Eben als die russischen Truppen unter einem heftigen Haubitzenspiel von aussen eindrangen, fing der linke Flügel des Kommandantenhauses Feuer und nötigte die Frauen, ihn zu verlassen. Die Obristin, indem sie der Tochter, die mit den Kindern die Treppe hinabfloh, nacheilte, rief, dass man zusammenbleiben und sich in die unteren Gewölbe flüchten möchte; doch eine Granate, die eben in diesem Augenblicke in dem Hause zerplatzte, vollendete die gänzliche Verwirrung in demselben. Die Marquise kam mit ihren beiden Kindern auf den Vorplatz des Schlosses, wo die Schüsse schon im heftigsten Kampf durch die Nacht blitzten und sie, besinnungslos, wohin sie sich wenden solle, wieder in das brennende Gebäude zurückjagten.

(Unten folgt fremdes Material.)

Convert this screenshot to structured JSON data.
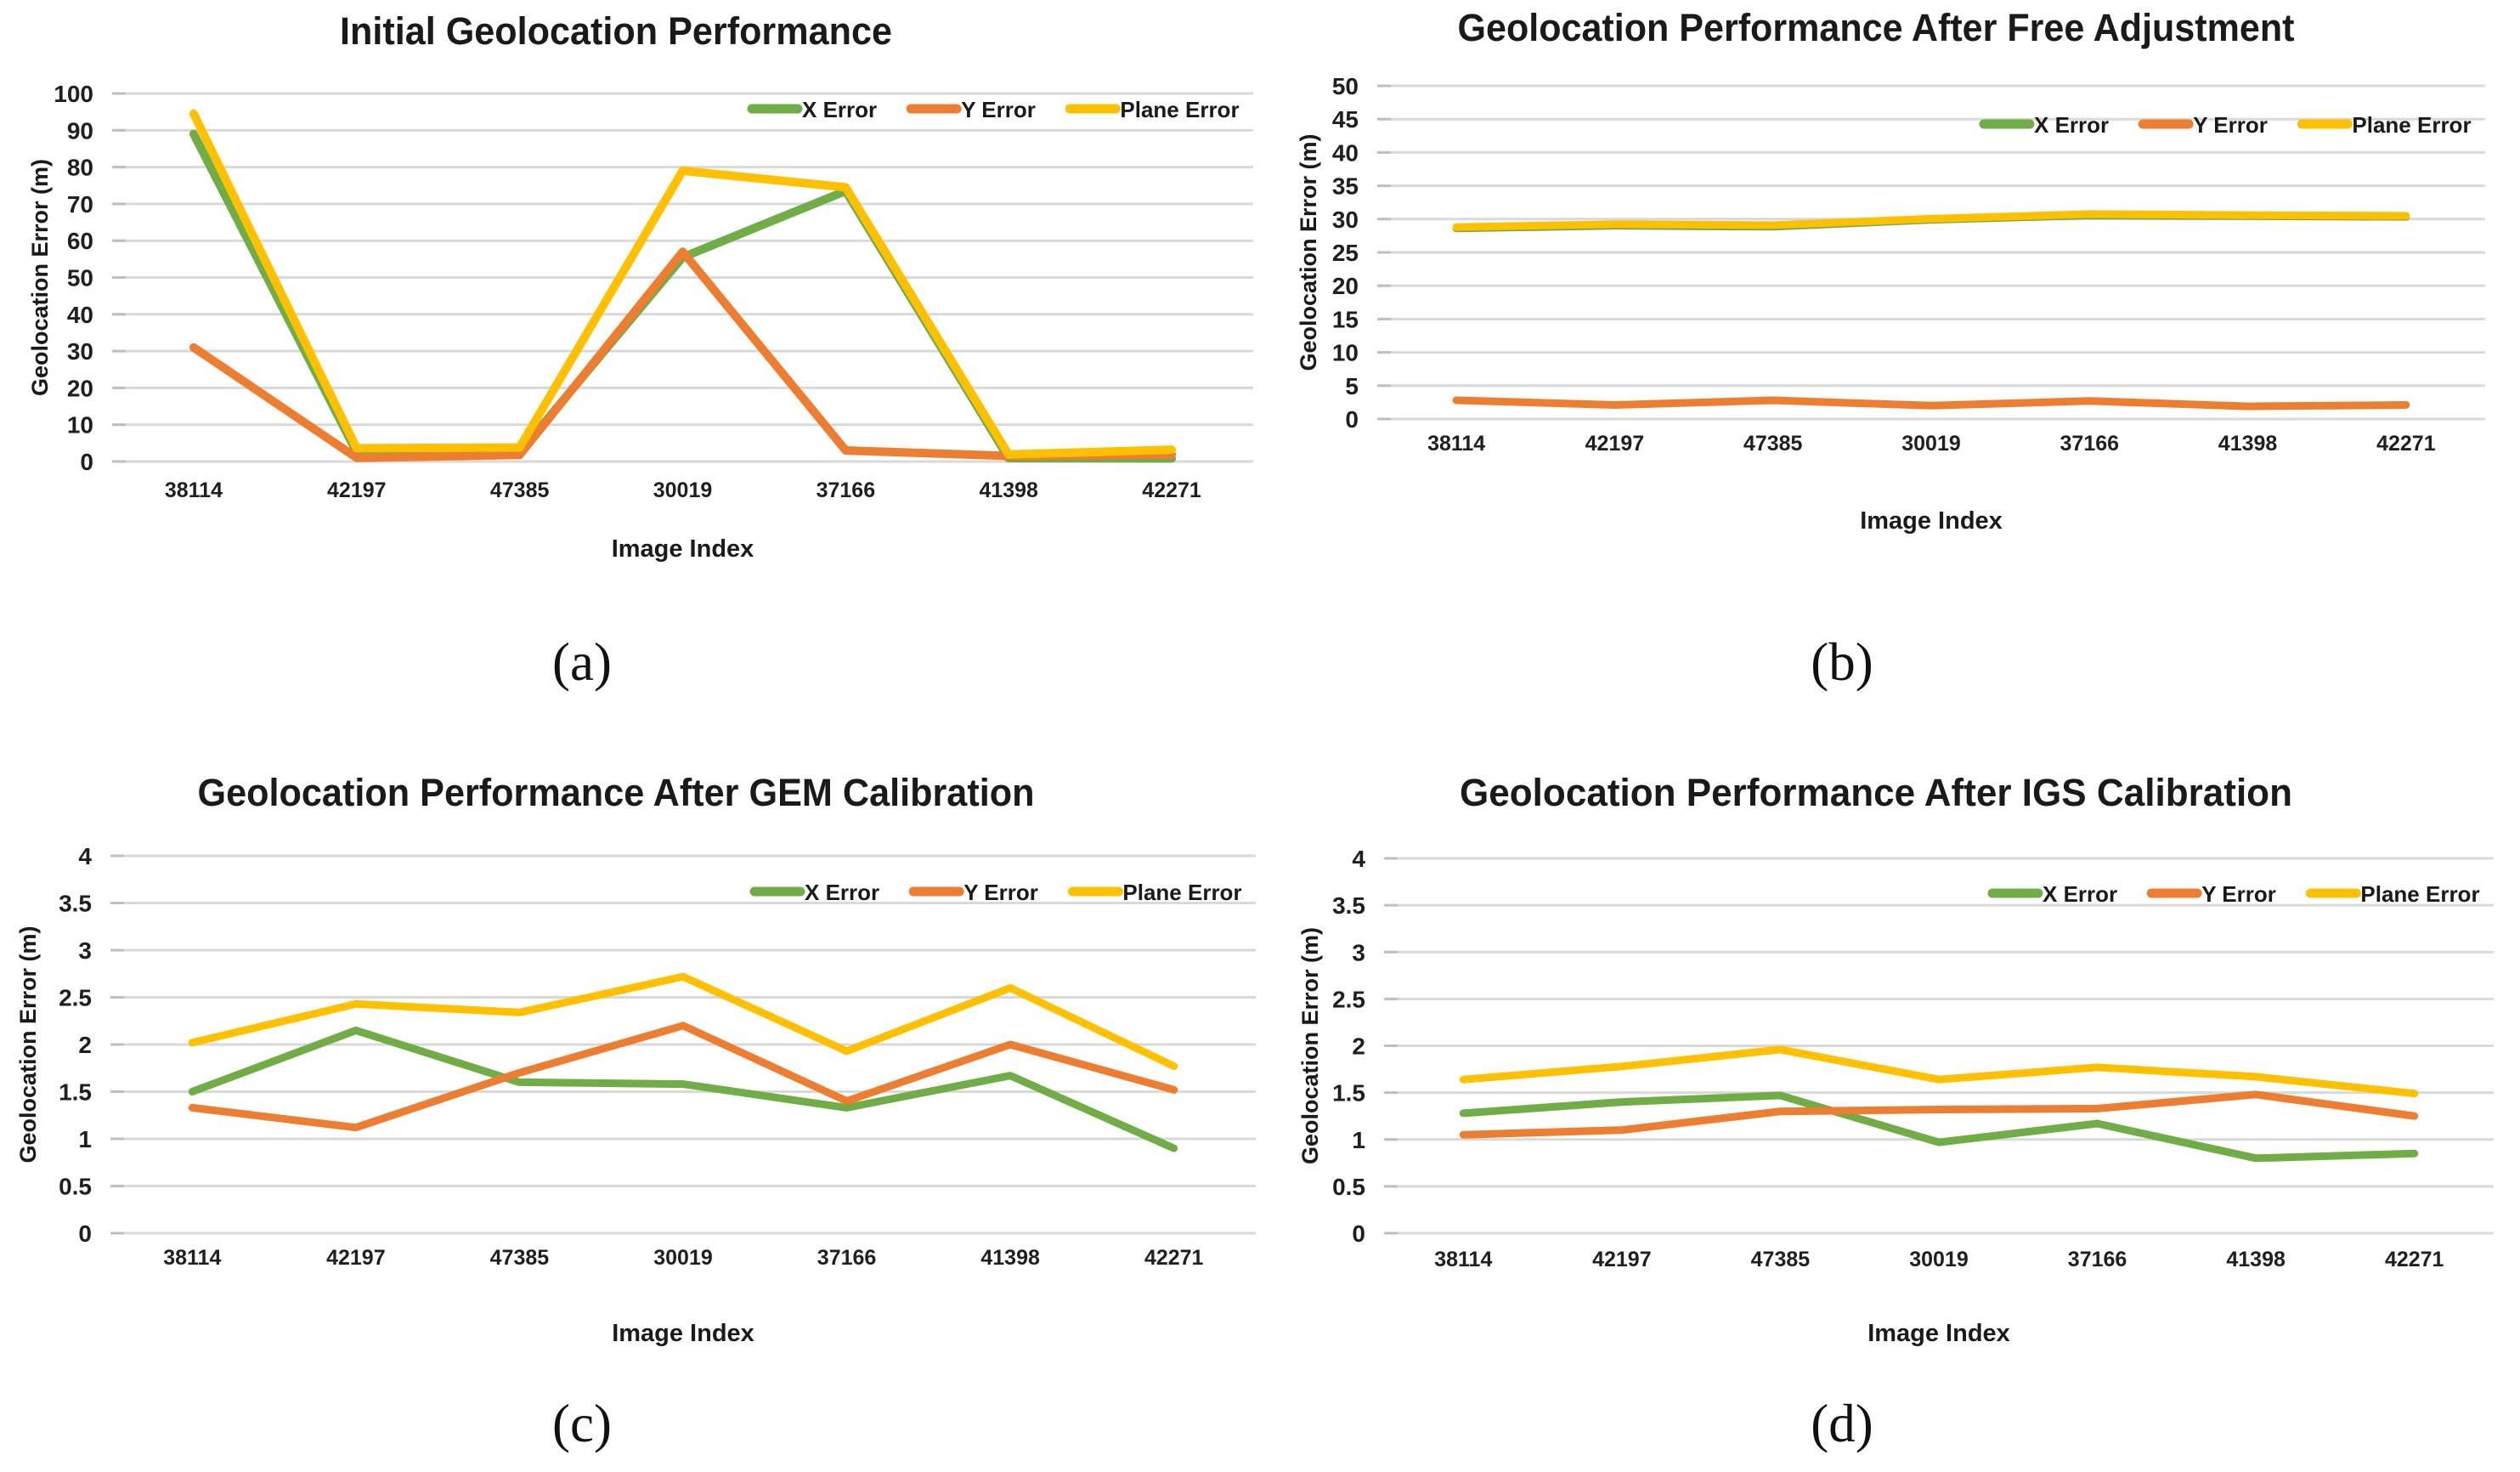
{
  "figure": {
    "background": "#ffffff",
    "gridline_color": "#d9d9d9",
    "text_color": "#1f1f1f",
    "captions": [
      "(a)",
      "(b)",
      "(c)",
      "(d)"
    ]
  },
  "chart_data": [
    {
      "key": "a",
      "type": "line",
      "title": "Initial Geolocation Performance",
      "xlabel": "Image Index",
      "ylabel": "Geolocation Error (m)",
      "caption": "(a)",
      "ylim": [
        0,
        100
      ],
      "ytick_step": 10,
      "grid": true,
      "legend_position": "top-right-inside",
      "categories": [
        "38114",
        "42197",
        "47385",
        "30019",
        "37166",
        "41398",
        "42271"
      ],
      "series": [
        {
          "name": "X Error",
          "color": "#70AD47",
          "values": [
            89,
            2.5,
            2.5,
            55.5,
            73.5,
            0.9,
            0.8
          ]
        },
        {
          "name": "Y Error",
          "color": "#ED7D31",
          "values": [
            31,
            1.0,
            1.8,
            57,
            3.0,
            1.5,
            1.9
          ]
        },
        {
          "name": "Plane Error",
          "color": "#FFC000",
          "values": [
            94.5,
            3.6,
            3.8,
            79,
            74.5,
            1.9,
            3.2
          ]
        }
      ]
    },
    {
      "key": "b",
      "type": "line",
      "title": "Geolocation Performance After Free Adjustment",
      "xlabel": "Image Index",
      "ylabel": "Geolocation Error (m)",
      "caption": "(b)",
      "ylim": [
        0,
        50
      ],
      "ytick_step": 5,
      "grid": true,
      "legend_position": "top-right-inside",
      "categories": [
        "38114",
        "42197",
        "47385",
        "30019",
        "37166",
        "41398",
        "42271"
      ],
      "series": [
        {
          "name": "X Error",
          "color": "#70AD47",
          "values": [
            28.6,
            29.0,
            28.85,
            29.9,
            30.55,
            30.45,
            30.35
          ]
        },
        {
          "name": "Y Error",
          "color": "#ED7D31",
          "values": [
            2.8,
            2.1,
            2.8,
            2.0,
            2.7,
            1.9,
            2.1
          ]
        },
        {
          "name": "Plane Error",
          "color": "#FFC000",
          "values": [
            28.8,
            29.25,
            29.1,
            30.05,
            30.75,
            30.6,
            30.5
          ]
        }
      ]
    },
    {
      "key": "c",
      "type": "line",
      "title": "Geolocation Performance After GEM Calibration",
      "xlabel": "Image Index",
      "ylabel": "Geolocation Error (m)",
      "caption": "(c)",
      "ylim": [
        0,
        4
      ],
      "ytick_step": 0.5,
      "grid": true,
      "legend_position": "top-right-inside",
      "categories": [
        "38114",
        "42197",
        "47385",
        "30019",
        "37166",
        "41398",
        "42271"
      ],
      "series": [
        {
          "name": "X Error",
          "color": "#70AD47",
          "values": [
            1.5,
            2.15,
            1.6,
            1.58,
            1.33,
            1.67,
            0.9
          ]
        },
        {
          "name": "Y Error",
          "color": "#ED7D31",
          "values": [
            1.33,
            1.12,
            1.7,
            2.2,
            1.4,
            2.0,
            1.52
          ]
        },
        {
          "name": "Plane Error",
          "color": "#FFC000",
          "values": [
            2.02,
            2.43,
            2.34,
            2.72,
            1.93,
            2.6,
            1.77
          ]
        }
      ]
    },
    {
      "key": "d",
      "type": "line",
      "title": "Geolocation Performance After IGS Calibration",
      "xlabel": "Image Index",
      "ylabel": "Geolocation Error (m)",
      "caption": "(d)",
      "ylim": [
        0,
        4
      ],
      "ytick_step": 0.5,
      "grid": true,
      "legend_position": "top-right-inside",
      "categories": [
        "38114",
        "42197",
        "47385",
        "30019",
        "37166",
        "41398",
        "42271"
      ],
      "series": [
        {
          "name": "X Error",
          "color": "#70AD47",
          "values": [
            1.28,
            1.4,
            1.47,
            0.97,
            1.17,
            0.8,
            0.85
          ]
        },
        {
          "name": "Y Error",
          "color": "#ED7D31",
          "values": [
            1.05,
            1.1,
            1.3,
            1.32,
            1.33,
            1.48,
            1.25
          ]
        },
        {
          "name": "Plane Error",
          "color": "#FFC000",
          "values": [
            1.64,
            1.78,
            1.96,
            1.64,
            1.77,
            1.67,
            1.49
          ]
        }
      ]
    }
  ]
}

Hier, unglücklicherweise, begegnete ihr, da sie eben durch die Haustür entschlüpfen wollte, ein Trupp feindlicher Scharfschützen, der bei ihrem Anblick plötzlich still ward, die Gewehre über die Schultern hing und sie unter abscheulichen Gebärden mit sich fortführte. Vergebens rief die Marquise, von der entsetzlichen, sich untereinander selbst bekämpfenden Rotte bald hier- bald dorthin gezerrt, ihre zitternden, durch die Pforte zurückfliehenden Frauen zu Hilfe. Man schleppte sie in den hinteren Schlosshof, wo sie eben unter den schändlichsten Misshandlungen zu Boden sinken wollte, als, von dem Zetergeschrei der Dame herbeigerufen, ein russischer Offizier erschien und die Hunde, die nach solchem Raub lüstern waren, mit wütenden Hieben zerstreute. Der Marquise schien er ein Engel des Himmels zu sein. Er stiess noch dem letzten viehischen Mordknecht, der ihren schlanken Leib umfasst hielt, mit dem Griff des Degens ins Gesicht, dass er mit aus dem Mund vorquellendem Blut zurücktaumelte, bot dann der Dame unter einer verbindlichen französischen Anrede den Arm und führte sie, die von allen solchen Auftriten sprachlos war, in den anderen, von der Flamme noch nicht ergriffenen Flügel des Palastes, wo sie auch völlig bewusstlos niedersank. Hier — traf er, da bald darauf ihre erschrockenen Frauen erschienen, Anstalten, einen Arzt zu rufen, versicherte, indem er sich den Hut aufsetzte, dass sie sich bald erholen würde, und kehrte in den Kampf zurück.